The AI pioneer is far from alone. In February, OpenAI CEO Sam Altman wrote in a company
blog post: "The risks could be extraordinary. A misaligned superintelligent AGI could cause grievous harm to the world."
More than 26,000 people have signed a recently published
open letter that calls for a six-month moratorium on training AI systems beyond the level of OpenAI's latest chatbot, GPT-4, although Altman is not among them.
"Powerful AI systems should be developed only once we are confident that their effects will be positive and their risks will be manageable," says the letter.
While AGI may still be a few years away, Public Citizen's new report makes clear that existing AI tools—including chatbots spewing lies, face-swapping apps generating fake videos, and cloned voices committing fraud—are already causing or threatening to cause serious harm, including intensifying inequality, undermining democracy, displacing workers, preying on consumers, and exacerbating the climate crisis.

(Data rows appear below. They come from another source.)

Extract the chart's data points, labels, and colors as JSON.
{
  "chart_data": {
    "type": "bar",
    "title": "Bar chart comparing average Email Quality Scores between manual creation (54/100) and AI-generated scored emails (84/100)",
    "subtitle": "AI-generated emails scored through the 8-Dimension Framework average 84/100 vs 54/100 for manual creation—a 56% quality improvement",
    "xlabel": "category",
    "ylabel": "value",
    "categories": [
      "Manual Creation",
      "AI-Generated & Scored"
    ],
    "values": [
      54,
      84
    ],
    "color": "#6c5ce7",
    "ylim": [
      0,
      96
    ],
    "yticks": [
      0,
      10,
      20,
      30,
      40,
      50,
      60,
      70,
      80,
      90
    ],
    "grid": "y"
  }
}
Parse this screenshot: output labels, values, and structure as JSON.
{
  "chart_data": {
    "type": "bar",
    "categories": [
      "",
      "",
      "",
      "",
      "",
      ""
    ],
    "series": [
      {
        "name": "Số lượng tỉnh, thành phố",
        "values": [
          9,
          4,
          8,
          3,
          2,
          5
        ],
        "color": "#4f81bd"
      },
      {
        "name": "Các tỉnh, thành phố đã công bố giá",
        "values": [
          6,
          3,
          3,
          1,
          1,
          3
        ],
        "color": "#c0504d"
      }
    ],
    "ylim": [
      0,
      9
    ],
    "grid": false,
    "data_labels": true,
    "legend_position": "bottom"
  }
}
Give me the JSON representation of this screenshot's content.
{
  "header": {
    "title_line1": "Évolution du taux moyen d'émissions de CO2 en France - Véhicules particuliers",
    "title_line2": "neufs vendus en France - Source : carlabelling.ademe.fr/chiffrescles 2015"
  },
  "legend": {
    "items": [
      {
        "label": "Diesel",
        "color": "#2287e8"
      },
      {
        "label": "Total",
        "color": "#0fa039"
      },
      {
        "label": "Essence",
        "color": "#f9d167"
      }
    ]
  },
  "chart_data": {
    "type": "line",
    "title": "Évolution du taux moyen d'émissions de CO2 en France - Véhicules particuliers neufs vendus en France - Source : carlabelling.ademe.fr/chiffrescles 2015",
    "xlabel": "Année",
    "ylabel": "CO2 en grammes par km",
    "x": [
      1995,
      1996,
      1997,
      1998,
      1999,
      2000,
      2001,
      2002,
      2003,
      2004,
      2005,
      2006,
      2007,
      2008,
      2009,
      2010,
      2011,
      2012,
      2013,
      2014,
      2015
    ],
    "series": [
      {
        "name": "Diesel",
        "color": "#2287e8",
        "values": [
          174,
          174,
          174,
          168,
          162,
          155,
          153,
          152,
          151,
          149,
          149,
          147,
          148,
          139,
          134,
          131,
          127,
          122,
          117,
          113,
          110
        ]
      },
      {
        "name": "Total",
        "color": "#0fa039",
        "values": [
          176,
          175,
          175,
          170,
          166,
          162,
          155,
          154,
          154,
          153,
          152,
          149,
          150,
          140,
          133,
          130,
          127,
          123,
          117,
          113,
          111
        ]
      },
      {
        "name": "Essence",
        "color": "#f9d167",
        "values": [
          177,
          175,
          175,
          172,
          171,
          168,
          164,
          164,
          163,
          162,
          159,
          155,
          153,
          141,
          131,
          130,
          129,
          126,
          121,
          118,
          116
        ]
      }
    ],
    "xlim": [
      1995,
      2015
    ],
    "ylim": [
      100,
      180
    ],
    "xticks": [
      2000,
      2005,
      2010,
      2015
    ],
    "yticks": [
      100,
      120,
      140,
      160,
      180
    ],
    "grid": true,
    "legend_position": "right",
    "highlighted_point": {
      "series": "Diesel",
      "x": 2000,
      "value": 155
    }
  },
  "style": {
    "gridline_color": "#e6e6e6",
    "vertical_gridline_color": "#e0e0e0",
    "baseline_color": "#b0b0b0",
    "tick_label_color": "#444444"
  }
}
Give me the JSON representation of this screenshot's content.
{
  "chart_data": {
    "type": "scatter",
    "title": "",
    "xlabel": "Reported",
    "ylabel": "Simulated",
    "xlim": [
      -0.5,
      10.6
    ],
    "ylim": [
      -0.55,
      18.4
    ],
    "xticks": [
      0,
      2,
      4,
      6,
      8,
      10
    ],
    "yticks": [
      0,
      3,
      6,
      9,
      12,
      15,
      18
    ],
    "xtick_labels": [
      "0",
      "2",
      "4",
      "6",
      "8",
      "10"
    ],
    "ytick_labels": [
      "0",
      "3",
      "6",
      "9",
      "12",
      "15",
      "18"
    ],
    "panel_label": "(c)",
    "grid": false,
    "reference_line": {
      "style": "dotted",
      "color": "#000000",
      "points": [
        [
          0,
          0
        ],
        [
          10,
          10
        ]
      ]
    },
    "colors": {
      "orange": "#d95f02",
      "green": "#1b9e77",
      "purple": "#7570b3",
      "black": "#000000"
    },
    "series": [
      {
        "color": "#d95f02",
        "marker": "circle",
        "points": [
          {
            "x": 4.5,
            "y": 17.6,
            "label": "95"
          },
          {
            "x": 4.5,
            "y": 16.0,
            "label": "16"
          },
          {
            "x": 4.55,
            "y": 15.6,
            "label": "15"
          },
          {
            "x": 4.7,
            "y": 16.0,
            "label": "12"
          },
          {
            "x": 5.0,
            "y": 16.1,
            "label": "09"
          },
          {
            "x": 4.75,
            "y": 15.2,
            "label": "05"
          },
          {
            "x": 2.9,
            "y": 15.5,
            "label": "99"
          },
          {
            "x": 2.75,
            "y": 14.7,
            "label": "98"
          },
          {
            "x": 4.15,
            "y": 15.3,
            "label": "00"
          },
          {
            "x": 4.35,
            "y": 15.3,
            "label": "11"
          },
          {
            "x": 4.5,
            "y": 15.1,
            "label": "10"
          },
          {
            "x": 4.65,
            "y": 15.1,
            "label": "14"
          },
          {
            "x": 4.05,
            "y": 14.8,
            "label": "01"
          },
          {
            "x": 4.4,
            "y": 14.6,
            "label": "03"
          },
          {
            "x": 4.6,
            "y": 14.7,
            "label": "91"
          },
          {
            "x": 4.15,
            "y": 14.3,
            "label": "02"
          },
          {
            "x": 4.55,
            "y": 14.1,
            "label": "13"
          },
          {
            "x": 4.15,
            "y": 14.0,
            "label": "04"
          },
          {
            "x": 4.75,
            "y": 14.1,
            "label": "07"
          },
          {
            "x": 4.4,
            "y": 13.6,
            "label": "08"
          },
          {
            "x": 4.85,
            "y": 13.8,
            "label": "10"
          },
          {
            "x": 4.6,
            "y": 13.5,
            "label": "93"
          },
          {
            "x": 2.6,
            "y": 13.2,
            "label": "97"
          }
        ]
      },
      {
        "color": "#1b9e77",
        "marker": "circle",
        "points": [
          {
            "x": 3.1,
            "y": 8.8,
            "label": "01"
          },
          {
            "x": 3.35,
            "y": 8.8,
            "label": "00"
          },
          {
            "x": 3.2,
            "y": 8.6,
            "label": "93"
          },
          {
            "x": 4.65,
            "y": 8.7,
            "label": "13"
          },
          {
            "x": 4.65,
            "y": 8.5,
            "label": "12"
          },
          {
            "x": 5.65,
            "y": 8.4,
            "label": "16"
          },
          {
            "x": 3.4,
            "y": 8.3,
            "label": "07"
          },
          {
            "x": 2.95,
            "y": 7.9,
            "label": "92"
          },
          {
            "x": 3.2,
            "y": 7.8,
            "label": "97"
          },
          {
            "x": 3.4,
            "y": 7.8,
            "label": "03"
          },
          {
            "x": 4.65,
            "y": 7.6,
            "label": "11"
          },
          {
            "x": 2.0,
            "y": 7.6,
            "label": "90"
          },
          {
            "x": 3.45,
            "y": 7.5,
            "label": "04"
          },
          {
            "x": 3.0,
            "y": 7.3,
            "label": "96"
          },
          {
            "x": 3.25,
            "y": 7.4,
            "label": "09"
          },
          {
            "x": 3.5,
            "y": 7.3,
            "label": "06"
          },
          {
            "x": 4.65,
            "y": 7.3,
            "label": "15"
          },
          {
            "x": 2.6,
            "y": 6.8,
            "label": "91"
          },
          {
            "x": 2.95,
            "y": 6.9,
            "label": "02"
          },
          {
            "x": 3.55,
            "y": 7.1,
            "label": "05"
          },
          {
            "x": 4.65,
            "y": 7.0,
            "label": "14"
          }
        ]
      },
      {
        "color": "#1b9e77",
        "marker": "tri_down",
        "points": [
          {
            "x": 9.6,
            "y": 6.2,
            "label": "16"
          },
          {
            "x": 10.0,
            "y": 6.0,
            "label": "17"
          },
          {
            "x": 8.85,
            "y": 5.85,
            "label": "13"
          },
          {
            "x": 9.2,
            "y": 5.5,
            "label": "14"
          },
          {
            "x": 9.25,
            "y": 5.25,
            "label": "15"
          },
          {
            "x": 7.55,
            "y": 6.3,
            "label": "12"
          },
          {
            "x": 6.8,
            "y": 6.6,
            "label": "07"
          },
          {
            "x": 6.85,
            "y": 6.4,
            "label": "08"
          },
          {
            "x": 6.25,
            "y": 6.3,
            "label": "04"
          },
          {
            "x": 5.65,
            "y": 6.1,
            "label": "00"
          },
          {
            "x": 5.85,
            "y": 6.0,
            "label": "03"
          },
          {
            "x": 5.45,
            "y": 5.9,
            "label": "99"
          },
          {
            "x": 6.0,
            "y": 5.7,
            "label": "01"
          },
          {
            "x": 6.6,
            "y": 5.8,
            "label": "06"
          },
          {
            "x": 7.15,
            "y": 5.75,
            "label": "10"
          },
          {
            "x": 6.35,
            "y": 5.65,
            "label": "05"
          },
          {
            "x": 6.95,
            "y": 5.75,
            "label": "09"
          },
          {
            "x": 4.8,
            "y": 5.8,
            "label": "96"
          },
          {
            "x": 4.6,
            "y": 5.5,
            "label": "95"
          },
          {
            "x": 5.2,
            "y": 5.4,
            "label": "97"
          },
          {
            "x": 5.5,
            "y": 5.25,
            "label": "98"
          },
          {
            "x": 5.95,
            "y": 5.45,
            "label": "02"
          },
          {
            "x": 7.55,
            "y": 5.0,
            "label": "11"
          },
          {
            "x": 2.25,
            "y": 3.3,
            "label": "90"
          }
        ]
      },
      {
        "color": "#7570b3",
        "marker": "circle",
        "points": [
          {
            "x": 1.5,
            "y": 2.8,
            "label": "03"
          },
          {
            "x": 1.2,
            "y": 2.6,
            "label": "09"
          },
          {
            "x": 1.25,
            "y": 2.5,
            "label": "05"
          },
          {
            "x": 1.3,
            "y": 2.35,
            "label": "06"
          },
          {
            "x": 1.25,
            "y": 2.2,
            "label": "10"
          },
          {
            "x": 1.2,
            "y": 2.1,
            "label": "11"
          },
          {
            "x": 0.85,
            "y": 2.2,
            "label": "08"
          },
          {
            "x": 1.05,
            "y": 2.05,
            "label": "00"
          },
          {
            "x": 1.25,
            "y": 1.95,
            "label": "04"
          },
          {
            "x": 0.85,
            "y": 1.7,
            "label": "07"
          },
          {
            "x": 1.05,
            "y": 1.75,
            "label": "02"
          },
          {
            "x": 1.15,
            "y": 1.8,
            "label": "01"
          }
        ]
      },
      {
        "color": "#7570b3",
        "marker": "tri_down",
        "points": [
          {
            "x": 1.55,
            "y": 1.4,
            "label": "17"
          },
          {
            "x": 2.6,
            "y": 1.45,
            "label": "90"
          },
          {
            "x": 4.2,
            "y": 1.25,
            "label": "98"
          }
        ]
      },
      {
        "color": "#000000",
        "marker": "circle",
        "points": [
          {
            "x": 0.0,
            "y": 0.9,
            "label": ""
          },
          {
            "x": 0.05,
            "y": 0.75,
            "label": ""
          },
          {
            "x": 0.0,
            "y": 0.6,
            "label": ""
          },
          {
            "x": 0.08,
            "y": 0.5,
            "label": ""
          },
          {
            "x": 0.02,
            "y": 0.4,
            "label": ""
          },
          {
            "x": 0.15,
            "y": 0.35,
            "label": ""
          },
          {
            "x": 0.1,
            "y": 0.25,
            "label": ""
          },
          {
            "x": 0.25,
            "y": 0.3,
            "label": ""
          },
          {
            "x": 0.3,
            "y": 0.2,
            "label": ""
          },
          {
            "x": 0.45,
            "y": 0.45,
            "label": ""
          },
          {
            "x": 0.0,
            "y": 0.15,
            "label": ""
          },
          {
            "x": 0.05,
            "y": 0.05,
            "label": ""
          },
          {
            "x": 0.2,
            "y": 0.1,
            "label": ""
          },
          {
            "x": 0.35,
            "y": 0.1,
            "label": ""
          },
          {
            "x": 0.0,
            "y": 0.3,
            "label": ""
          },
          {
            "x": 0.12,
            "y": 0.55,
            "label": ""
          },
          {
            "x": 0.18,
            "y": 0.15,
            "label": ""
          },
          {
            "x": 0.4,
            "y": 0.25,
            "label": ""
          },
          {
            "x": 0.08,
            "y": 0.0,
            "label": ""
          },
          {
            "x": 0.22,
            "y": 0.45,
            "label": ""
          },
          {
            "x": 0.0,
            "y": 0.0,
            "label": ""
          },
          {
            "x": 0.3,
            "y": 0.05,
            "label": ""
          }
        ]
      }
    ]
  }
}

These threats "are all very real and highly likely to occur if corporations are permitted to deploy generative AI without enforceable guardrails," Claypool and Hunt wrote. "But there is nothing inevitable about them."
They continued:
Government regulation can block companies from deploying the technologies too quickly (or block them altogether if they prove unsafe). It can set standards to protect people from the risks. It can impose duties on companies using generative AI to avoid identifiable harms, respect the interests of communities and creators, pretest their technologies, take responsibility, and accept liability if things go wrong. It can demand equity be built into the technologies. It can insist that if generative AI does, in fact, increase productivity and displace workers, or that the economic benefits be shared with those harmed and not be concentrated among a small circle of companies, executives, and investors.
Amid "growing regulatory interest" in an AI "accountability mechanism," the Biden administration
announced last week that it is seeking public input on measures that could be implemented to ensure that "AI systems are legal, effective, ethical, safe, and otherwise trustworthy."
According toAxios, Senate Majority Leader Chuck Schumer (D-N.Y.) is "taking early steps toward legislation to regulate artificial intelligence technology."
In the words of Claypool and Hunt: "We need strong safeguards and government regulation—and we need them in place before corporations disseminate AI technology widely. Until then, we need a pause."